01/01/2003 - Updated 07:40 PM ET
By Gary
Stoller, USA TODAY
Smoke
or fire incidents occur on an average of at least
three U.S. airline flights a day, according to a
recently published estimate by a former senior
official in the Federal Aviation Administration.
In-flight smoke and fires — mainly in inaccessible
areas and compartments on airplanes — result in more
than 350 unscheduled landings annually, estimates L.
Nick Lacey, now an aviation industry consultant for
the Morten Beyer & Agnew firm in Arlington, Va.
Lacey
headed the FAA's flight standards office before he
left the agency in 2001. He and a colleague studied
the adequacy of smoke-elimination standards and
procedures for EVASWorldwide, which sells emergency
equipment to help pilots see through smoke.
More
than one in 5,000 U.S. airline flights encounter
smoke or fire, leading to at least one in 15,000
flights making an unscheduled landing, their report
says.
Some
aviation safety experts say Lacey's estimates, which
he calls conservative, point out the need to develop
plane fire codes and address electrical problems.

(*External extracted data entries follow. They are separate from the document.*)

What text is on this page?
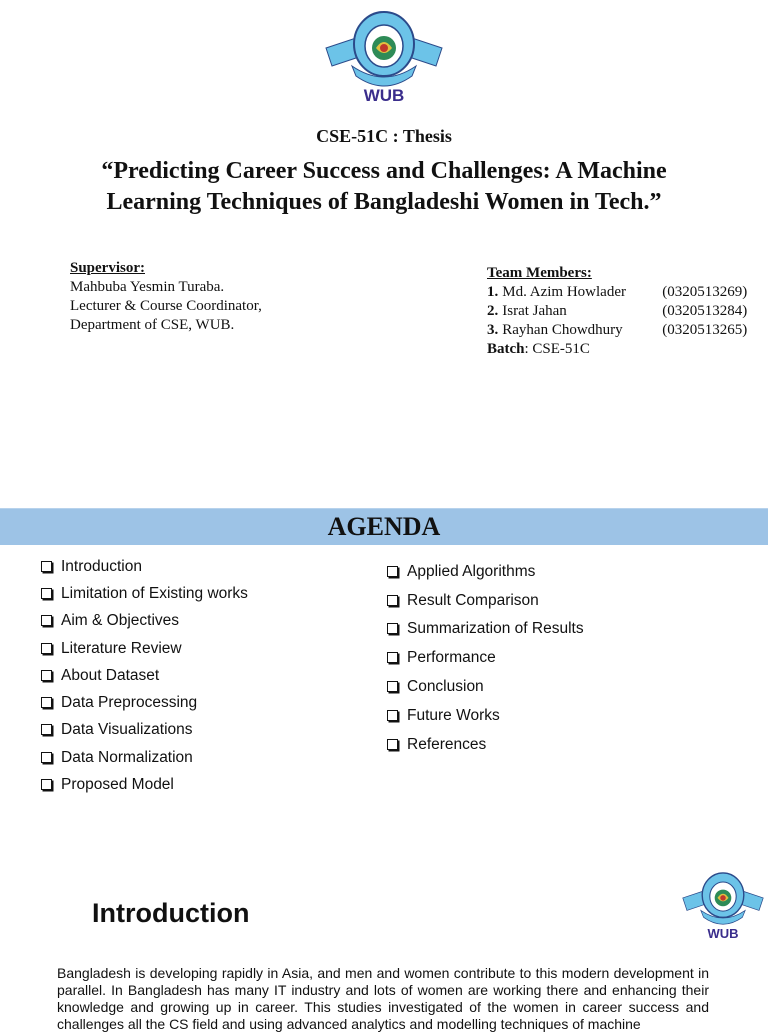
WUB
CSE-51C : Thesis
“Predicting Career Success and Challenges: A Machine
Learning Techniques of Bangladeshi Women in Tech.”
Supervisor:
Mahbuba Yesmin Turaba.
Lecturer & Course Coordinator,
Department of CSE, WUB.
Team Members:
1. Md. Azim Howlader	(0320513269)
2. Israt Jahan	(0320513284)
3. Rayhan Chowdhury	(0320513265)
Batch : CSE-51C
AGENDA
Introduction
Limitation of Existing works
Aim & Objectives
Literature Review
About Dataset
Data Preprocessing
Data Visualizations
Data Normalization
Proposed Model
Applied Algorithms
Result Comparison
Summarization of Results
Performance
Conclusion
Future Works
References
WUB
Introduction
Bangladesh is developing rapidly in Asia, and men and women contribute to this modern development in parallel. In Bangladesh has many IT industry and lots of women are working there and enhancing their knowledge and growing up in career. This studies investigated of the women in career success and challenges all the CS field and using advanced analytics and modelling techniques of machine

Earlier this year, the National Transportation
Safety Board said air crews need more training to
fight in-flight fires and called on the FAA to study
the feasibility of redesigning planes so fires
behind interior panels would be easier to put out.
"The
airlines are exempt from all state and local fire
codes," says consumer safety advocate Paul Hudson,
who is also a member of the FAA's rulemaking
advisory committee. "We've requested over and over
to plug this deficiency. Commercial airliners are
the only major public spaces not required to have
fire-detection and suppression equipment wherever a
fire could break out."
In
1998, the FAA issued a rule requiring fire-detection
and fire-suppression equipment in cargo compartments
but not in other areas of a plane. The rule followed
the deaths of 110 people aboard a smoke-filled
ValuJet plane that crashed in the Everglades in
1996.
FAA
spokesman Paul Takemoto says the FAA has conducted
an extensive assessment of wiring safety on
airplanes. As a result, it has developed plans to
improve wiring maintenance and design and identify
degraded wiring, which can cause electrical fires
aboard airplanes, he says.
Lacey
says his study's calculations are based on a 2000
study done by Jim Shaw, a safety expert for the Air
Line Pilots Association. Shaw's study found that
airlines filed 1,089 reports of smoke or fire on
airplanes from Jan. 1, 1999, to Nov. 2, 1999, with
the FAA.
More
than half the incidents were "high-temperature"
events, such as sparking, arcing or burning, and 82%
were related to electrical systems or components,
Shaw said.
Flight
crews often did not know where the smoke or fire
originated, he said.
For
years, the FAA has looked at ways to improve the
safety of electrical wiring. A short-circuit in
wiring was the most likely cause of a fuel-tank
explosion that killed all 230 people aboard a TWA
jumbo jet in 1996, the NTSB says.
Wiring
is also one of the suspects in the crash of a
Swissair plane that killed all 229 aboard near Nova
Scotia in September 1998. That accident remains
under investigation by Canadian authorities.